• http://searchengineland.com Andy Atkins-Krüger

    Here here Bill – very good post!

  • http://www.receptional.com Receptional

    Hi Bill,

    The post illustrates the problem, but does not really help with an effective solution. Having an XML map for each local version will of course help to get the pages to index – but does little to help them rank. If we accept the premise that a page’s authority is based – in significant part – on the number and quality of pages linking into a given page, then the solution does not help Googlebot crawl link into the page in (say) French.

    Is one way to do this to ensure that when a user has arrived at (say) the french content, this content is firstly on its own URL (and ideally in its own directory which is easy to filter in Webmastertools) but that any redirection from this point is cookie based or manual “click” based. Since the bots do not generally accept cookies, they will happily crawl the content and the links, regardless of the location of the bot.

    So would you go for a “best practice” option to use IP targeting to set a country preference cookie – but not to physically redirect the user unless the cookie is present?

  • http://searchengineland.com Bill Hunt

    Hi Dixon,

    Thanks for the great questions – let me try and clarify. This article was less on “how and why to do language detection” but more about if you are check your defaults and variations since they are typically blocking the spiders.

    Yes, your way of doing it is valid and you should have that detect script set that way if they took a cookie with country/language preference. However, it is the execution of the process that was my main point. In your example, yes, the spider would not accept the language/country preference query and would get the content they requested. If they wrote the script so that if no previous preference let visitor pass to requested page then we are golden. Unfortunately, in about 8/10 cases the coder requires the cookie – trapping the spider trying to get it to allow the cookie and/or since they have no preference try to set a preference – then if they can’t set a preference then route to default language – typically English. This results in the spider getting trapped or bypassing the other language content.

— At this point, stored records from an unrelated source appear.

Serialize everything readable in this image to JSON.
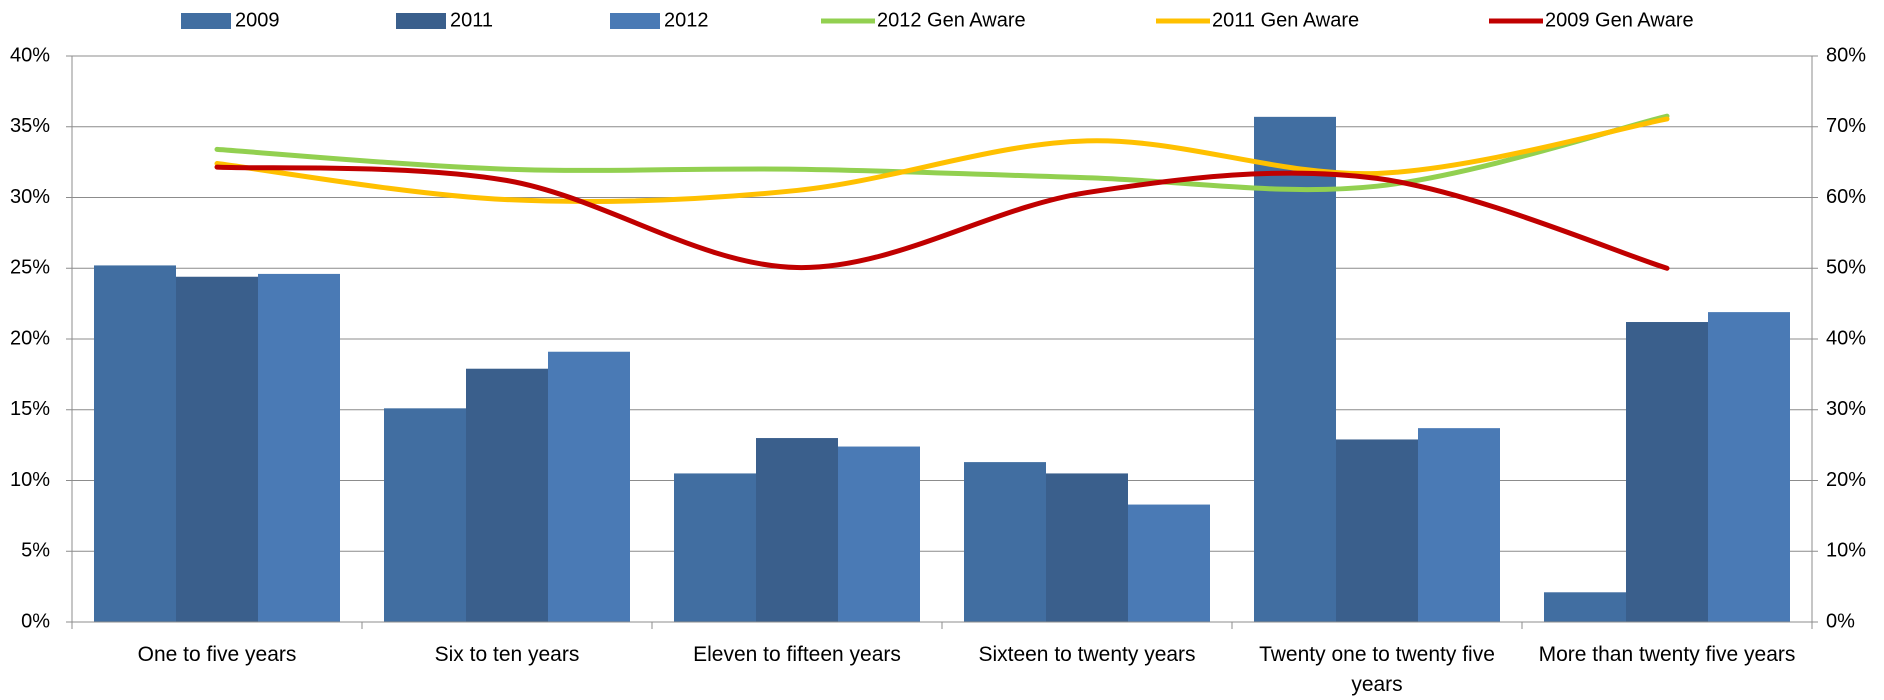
{
  "chart_data": {
    "type": "bar",
    "categories": [
      "One to five years",
      "Six to ten years",
      "Eleven to fifteen years",
      "Sixteen to twenty years",
      "Twenty one to twenty five years",
      "More than twenty five years"
    ],
    "series": [
      {
        "name": "2009",
        "color": "#416ea1",
        "values": [
          25.2,
          15.1,
          10.5,
          11.3,
          35.7,
          2.1
        ]
      },
      {
        "name": "2011",
        "color": "#3a5f8c",
        "values": [
          24.4,
          17.9,
          13.0,
          10.5,
          12.9,
          21.2
        ]
      },
      {
        "name": "2012",
        "color": "#4a7ab5",
        "values": [
          24.6,
          19.1,
          12.4,
          8.3,
          13.7,
          21.9
        ]
      },
      {
        "name": "2012 Gen Aware",
        "type": "line",
        "axis": "y2",
        "color": "#92d050",
        "values": [
          66.8,
          64.0,
          64.0,
          62.8,
          61.6,
          71.5
        ]
      },
      {
        "name": "2011 Gen Aware",
        "type": "line",
        "axis": "y2",
        "color": "#ffc000",
        "values": [
          64.8,
          59.7,
          61.0,
          68.0,
          63.4,
          71.1
        ]
      },
      {
        "name": "2009 Gen Aware",
        "type": "line",
        "axis": "y2",
        "color": "#c00000",
        "values": [
          64.3,
          62.4,
          50.1,
          60.7,
          62.7,
          50.0
        ]
      }
    ],
    "ylim": [
      0,
      40
    ],
    "yticks": [
      {
        "value": 0,
        "label": "0%"
      },
      {
        "value": 5,
        "label": "5%"
      },
      {
        "value": 10,
        "label": "10%"
      },
      {
        "value": 15,
        "label": "15%"
      },
      {
        "value": 20,
        "label": "20%"
      },
      {
        "value": 25,
        "label": "25%"
      },
      {
        "value": 30,
        "label": "30%"
      },
      {
        "value": 35,
        "label": "35%"
      },
      {
        "value": 40,
        "label": "40%"
      }
    ],
    "y2lim": [
      0,
      80
    ],
    "y2ticks": [
      {
        "value": 0,
        "label": "0%"
      },
      {
        "value": 10,
        "label": "10%"
      },
      {
        "value": 20,
        "label": "20%"
      },
      {
        "value": 30,
        "label": "30%"
      },
      {
        "value": 40,
        "label": "40%"
      },
      {
        "value": 50,
        "label": "50%"
      },
      {
        "value": 60,
        "label": "60%"
      },
      {
        "value": 70,
        "label": "70%"
      },
      {
        "value": 80,
        "label": "80%"
      }
    ],
    "grid": true,
    "legend": "top",
    "smooth": true
  }
}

    You should “always” let the spider have any page it requests – this is not cloaking by simply saying “if user agent = some spider” then let them have the page they requested.

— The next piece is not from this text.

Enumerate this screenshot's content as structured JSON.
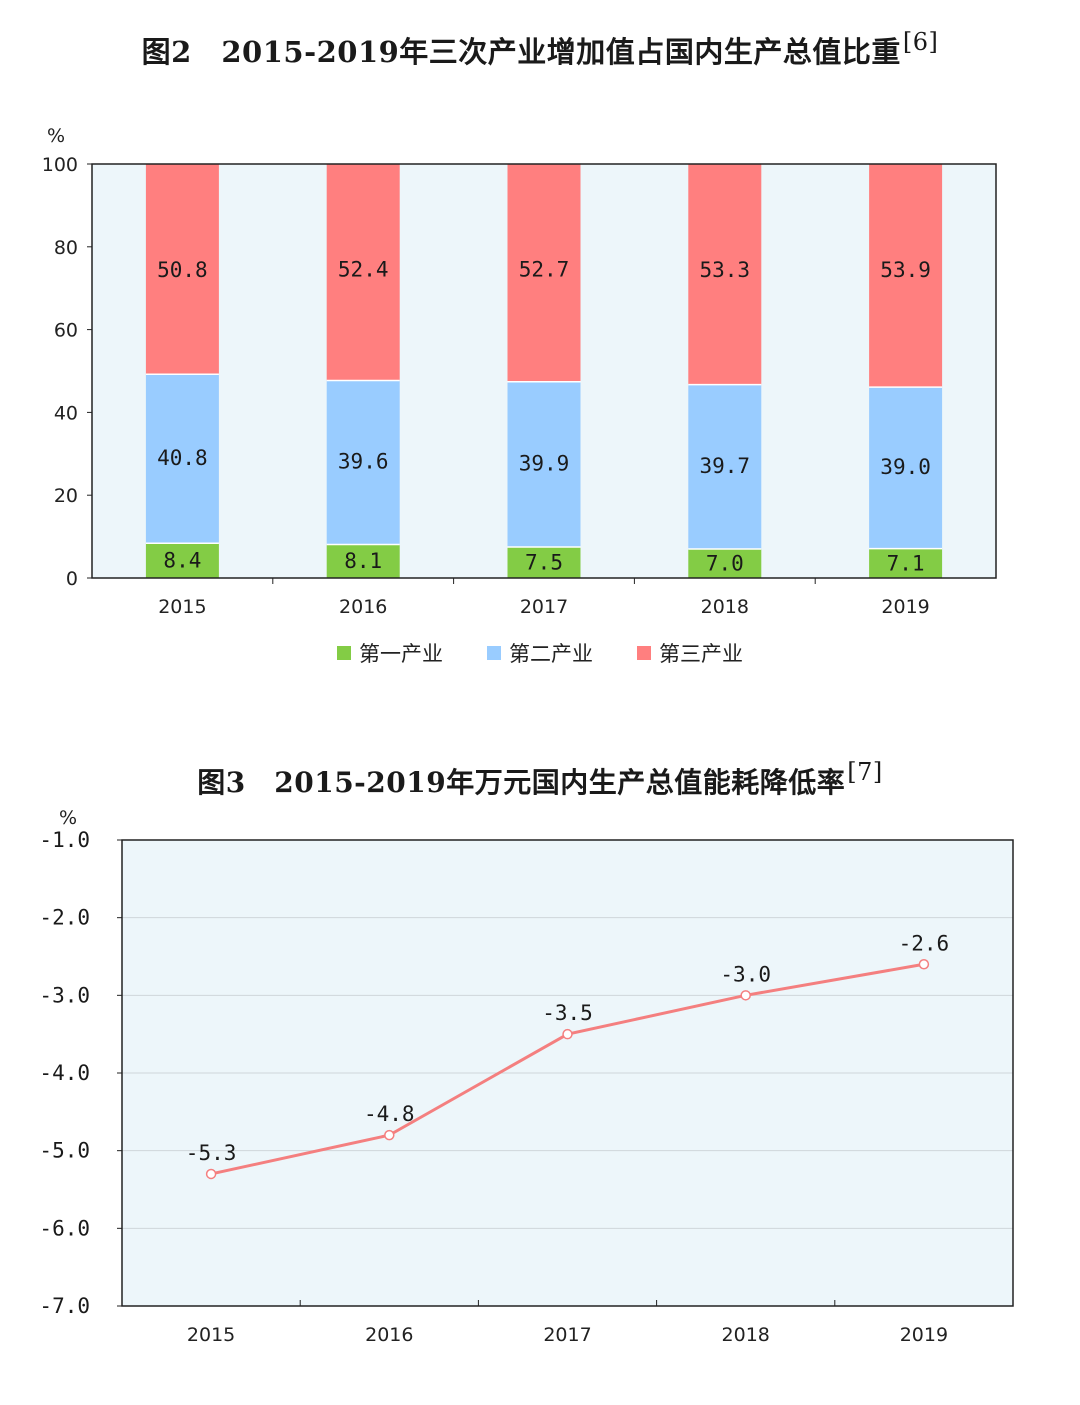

    The problem is a bit more complex since many are starting to use the various applets in IIS server and other CMS tools to dynamically set currencies. I am seeing this more and more with English and Spanish sites. They build once and then dynamically swap currencies, country phone codes and other country specific attributes based on the language or location preference. However, they are the advanced users and I am more concerned with just the simple language preference detection that is going on with many sites.

    No matter what option you do the point of my article was to tell you to follow the process through and test the default and results for the various detections. Another common problem is with Flash detection.

    I saw a site recently that had 5 traps that were catching the spiders 1) MSIE or FF browsers only 2) flash test – were they required flash (Google is getting better at passing this test), then 3) Flash version test – must have current version of flash 4) Javascript and 5) cookies – in each case they threw an error code blocking the spiders. Had they bounced any of these to a HTML rendition they would get indexed, scored and ranked rather than sending the spider away. Note – most of these also trip mobile browsers too.

    In a future article I will go deeper in to a flow chart for language and country detection options.